FIG. 5 is a flowchart of a process for determining an engine operation state in which a deceleration fuel cut is performed.

FIG. 6 is a flowchart of a process for calculating a drive current of an electromagnetic control valve.

FIG. 7 is a flowchart of a process for determining an abnormality in an assist air passage.

FIG. 8 is a diagram for explaining an abnormality determination method based on the processing of FIG. 7;

[Explanation of symbols]

Reference Signs List 1 internal combustion engine 2 intake passage (main passage) 3 throttle valve (first opening / closing means) 4 throttle valve opening sensor (detection means) 5 electronic control unit (detection means, switching means,
Determination means) 7 intake pipe absolute pressure sensor (detection means) 10 engine speed sensor (detection means) 13 branch passage 14 auxiliary air passage (second sub-passage) 15 electromagnetic control valve 16 assist air passage (first sub-passage) 71 First control valve (second opening / closing means) 72 Second control valve (third opening / closing means)

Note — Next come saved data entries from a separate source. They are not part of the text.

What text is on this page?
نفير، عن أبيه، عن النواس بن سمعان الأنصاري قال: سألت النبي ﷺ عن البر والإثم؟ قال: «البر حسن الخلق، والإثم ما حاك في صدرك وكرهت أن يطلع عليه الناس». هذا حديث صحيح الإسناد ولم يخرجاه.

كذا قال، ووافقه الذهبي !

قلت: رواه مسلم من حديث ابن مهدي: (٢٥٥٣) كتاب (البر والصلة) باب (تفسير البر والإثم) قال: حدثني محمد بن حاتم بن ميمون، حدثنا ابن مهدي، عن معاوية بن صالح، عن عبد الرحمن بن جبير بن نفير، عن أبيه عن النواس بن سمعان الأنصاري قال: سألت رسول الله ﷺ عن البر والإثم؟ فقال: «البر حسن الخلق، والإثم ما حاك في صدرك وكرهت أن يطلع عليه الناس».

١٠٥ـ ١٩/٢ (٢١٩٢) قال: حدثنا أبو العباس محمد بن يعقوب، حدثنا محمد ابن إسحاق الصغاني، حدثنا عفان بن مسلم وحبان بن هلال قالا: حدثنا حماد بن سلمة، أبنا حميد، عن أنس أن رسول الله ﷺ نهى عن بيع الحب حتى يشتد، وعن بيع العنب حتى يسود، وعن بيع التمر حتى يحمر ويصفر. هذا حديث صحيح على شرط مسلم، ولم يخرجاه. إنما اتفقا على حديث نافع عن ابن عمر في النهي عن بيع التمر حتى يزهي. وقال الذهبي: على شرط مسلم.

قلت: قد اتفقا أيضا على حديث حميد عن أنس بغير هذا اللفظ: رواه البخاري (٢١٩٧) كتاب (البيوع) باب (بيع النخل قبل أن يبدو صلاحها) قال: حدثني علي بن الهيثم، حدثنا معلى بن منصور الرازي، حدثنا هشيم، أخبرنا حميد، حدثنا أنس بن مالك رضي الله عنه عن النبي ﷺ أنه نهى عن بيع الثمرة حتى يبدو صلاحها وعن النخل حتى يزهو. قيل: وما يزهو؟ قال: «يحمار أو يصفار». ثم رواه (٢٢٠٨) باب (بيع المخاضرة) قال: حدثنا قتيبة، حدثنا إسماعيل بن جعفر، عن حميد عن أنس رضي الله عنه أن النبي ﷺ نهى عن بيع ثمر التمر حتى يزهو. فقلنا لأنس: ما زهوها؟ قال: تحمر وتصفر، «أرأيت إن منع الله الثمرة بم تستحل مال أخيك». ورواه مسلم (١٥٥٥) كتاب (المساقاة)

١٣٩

──────────────────────────────────────────────────続 き Continued on the front page (51) Int.Cl. ⁶ Identification symbol FI G01M 15/00 F02D 33/00 318J (72) Inventor Norio Suzuki 1-4-1 Chuo, Wako-shi, Saitama Japan Honda Motor Co., Ltd. In the laboratory

Claims (5)

[Claims] 1. A main passage having a first opening / closing means, a first sub-passage and a second sub-passage bypassing the first opening / closing means, and a first sub-passage and a second sub-passage are provided. Second
And a third opening / closing means, wherein the first opening / closing means detects that the first opening / closing means is substantially closed, and the first opening / closing means is substantially closed by the detecting means. Switching means for forcibly switching the second opening / closing means from the closed state to the open state or vice versa, while maintaining the third opening / closing means in the closed state, A controller for determining that the first sub-passage is abnormal when a change in the flow rate of the first sub-passage at the time of operation of the switching means is equal to or less than a predetermined change amount. . 2. An intake passage provided with a throttle valve,
An assist air passage that bypasses the throttle valve and opens near a fuel injection valve of the engine; an auxiliary air passage that bypasses the throttle valve and is provided for controlling the engine speed; and the assist air passage. And a first control valve and a second control valve respectively provided in the auxiliary air passage, and a control device for an internal combustion engine, wherein: a detecting means for detecting a fuel supply cutoff state at the time of engine deceleration; When the detecting means detects that the fuel supply is cut off during the deceleration of the engine, the first control valve is forcibly opened from the closed state while the second control valve is kept closed. Switching means for switching to the state or vice versa; and when the amount of change in the flow rate of the assist air passage during the operation of the switching means is equal to or less than a predetermined amount of change, the assist air passage is abnormal. That the determining means and a control device for an internal combustion engine, characterized in that it comprises a. 3. The second and third opening / closing means are integrated control valves, and are configured to be able to execute opening / closing control of the second and third opening / closing means with one drive signal. The control device for an internal combustion engine according to claim 1, wherein: 4. The control device for an internal combustion engine according to claim 1, wherein a maximum flow rate of the first sub-passage is the smallest among the main passages and the first and second sub-passages. 5. The integrated control valve includes a first operating region in which the second and third opening / closing means are both in a closed state, and a second operating area in which only the second opening / closing means is in an open state. 4. The control device for an internal combustion engine according to claim 3, further comprising: an operation region of (i) and a third operation region in which both the second and third opening / closing means can be opened. 5.